Fig. 2. A titratable repressor inhibits c-Jun transcriptional activity via the same region that mediates JNK responsiveness. (A) Schematic model to illustrate repressor function on c-Jun transcriptional activity. See Figure 1 for a legend. In its inactive state c-Jun is bound by a repressor (R). This interaction is stabilized by the ε-domain (shaded box) and the δ-domain (white box). (B) The transcriptional activity of GAL–Jun_1–256, ‘the activator’, can be enhanced by co-expression of full-length c-Jun, ‘the competitor’, due to competition for the repressor. 293 cells with a stably integrated 5× UAS luciferase reporter were transiently transfected with expression constructs encoding various derivatives of GAL–Jun as activators. The different activators were GAL–Jun_1–256, GAL–Jun_1–101 or an ε-domain deletion mutant. In addition, an empty expression vector (white bars) or an expression plasmid encoding either full-length c-Jun (black bars) or a c-Jun deletion mutant lacking the bZIP region (gray bar) was co-transfected as ‘competitor’. The fold activation compared to GAL–Jun is represented (means ± SD of 3–5 independent experiments). The activity of GAL–Jun_1–256 alone was set to 1. (C) The activation of the human collagenase I promoter by c-Jun is inhibited by a titratable repressor. 293 cells were transiently transfected with a luciferase reporter gene under the control of the human collagenase I promoter (region –517 to +63) together with an empty expression vector or an expression plasmid encoding full-length c-Jun (gray bars). For competition assays, a full-length c-Jun expression plasmid, as activator, was co-transfected with a GAL–Jun_1–256 expression plasmid as the competitor. Activities were determined as in (B). The fold activation compared with the basal activity of the collagenase promoter, which was set to 1, is shown (average ± average deviation of two independent experiments).

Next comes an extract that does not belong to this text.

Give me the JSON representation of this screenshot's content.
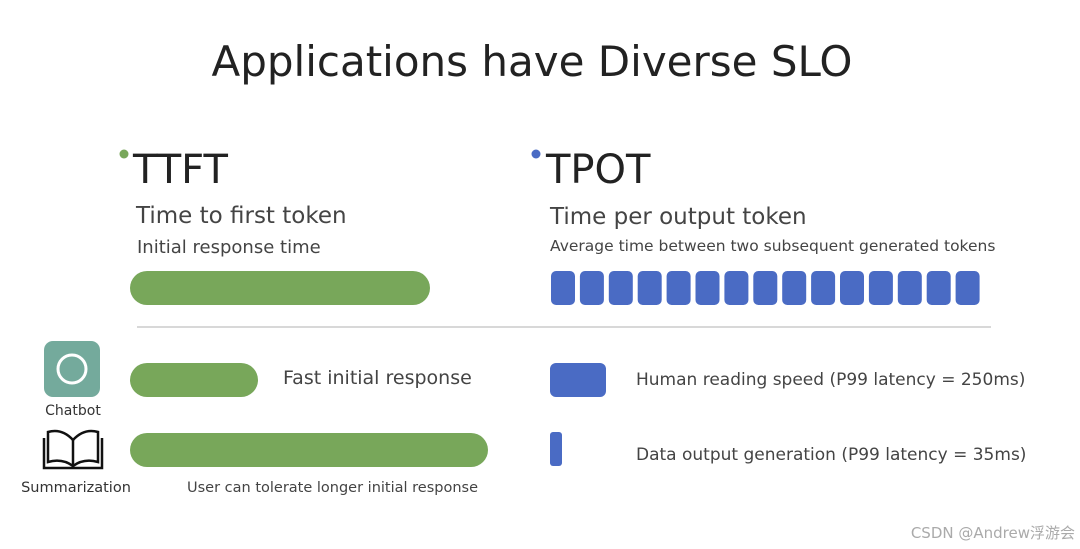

Fig. 4. JNK is not the repressor and is dispensable for transcription activation by c-Jun. (A) wt-3T3 or jnk1^–/–, jnk2^–/– 3T3 cells were transiently transfected with a 5× UAS luciferase reporter and expression vectors for activator and competitor proteins as indicated. Fold activation compared with GAL–Jun_1–256 (activity set to 1, means ± SD of three independent experiments) is shown. (B) Phosphorylation of c-Jun by JNK weakens the interaction with the inhibitor. Left panel: wt-3T3 or jnk1^–/–, jnk2^–/– 3T3 cells were transiently transfected with a 5× UAS luciferase reporter and the GAL–Jun_1–256^Ala expression construct as activator, together with full-length c-Jun expression plasmid as competitor. Where indicated, ΔMEKK, was co-transfected. Activities were determined as in (A). The relative reporter gene activities (means ± SD of three independent experiments) are shown. The activity of GAL–Jun_1–256^Ala in the presence of c-Jun competitor was set to 100%. Right panel: model to explain the results shown in the graph on the left (for further details see text). (C) The δ-domain of c-Jun stabilizes the interaction with the repressor in the absence of JNK. wt-3T3 or jnk1^–/–, jnk2^–/–3T3 cells were transiently transfected with a 5× UAS luciferase reporter and expression constructs as indicated. Activities were determined as in (A). The % activation compared with that mediated by GAL–Jun + c-Jun, which was set to 100%, is shown (means ± SD of three independent experiments).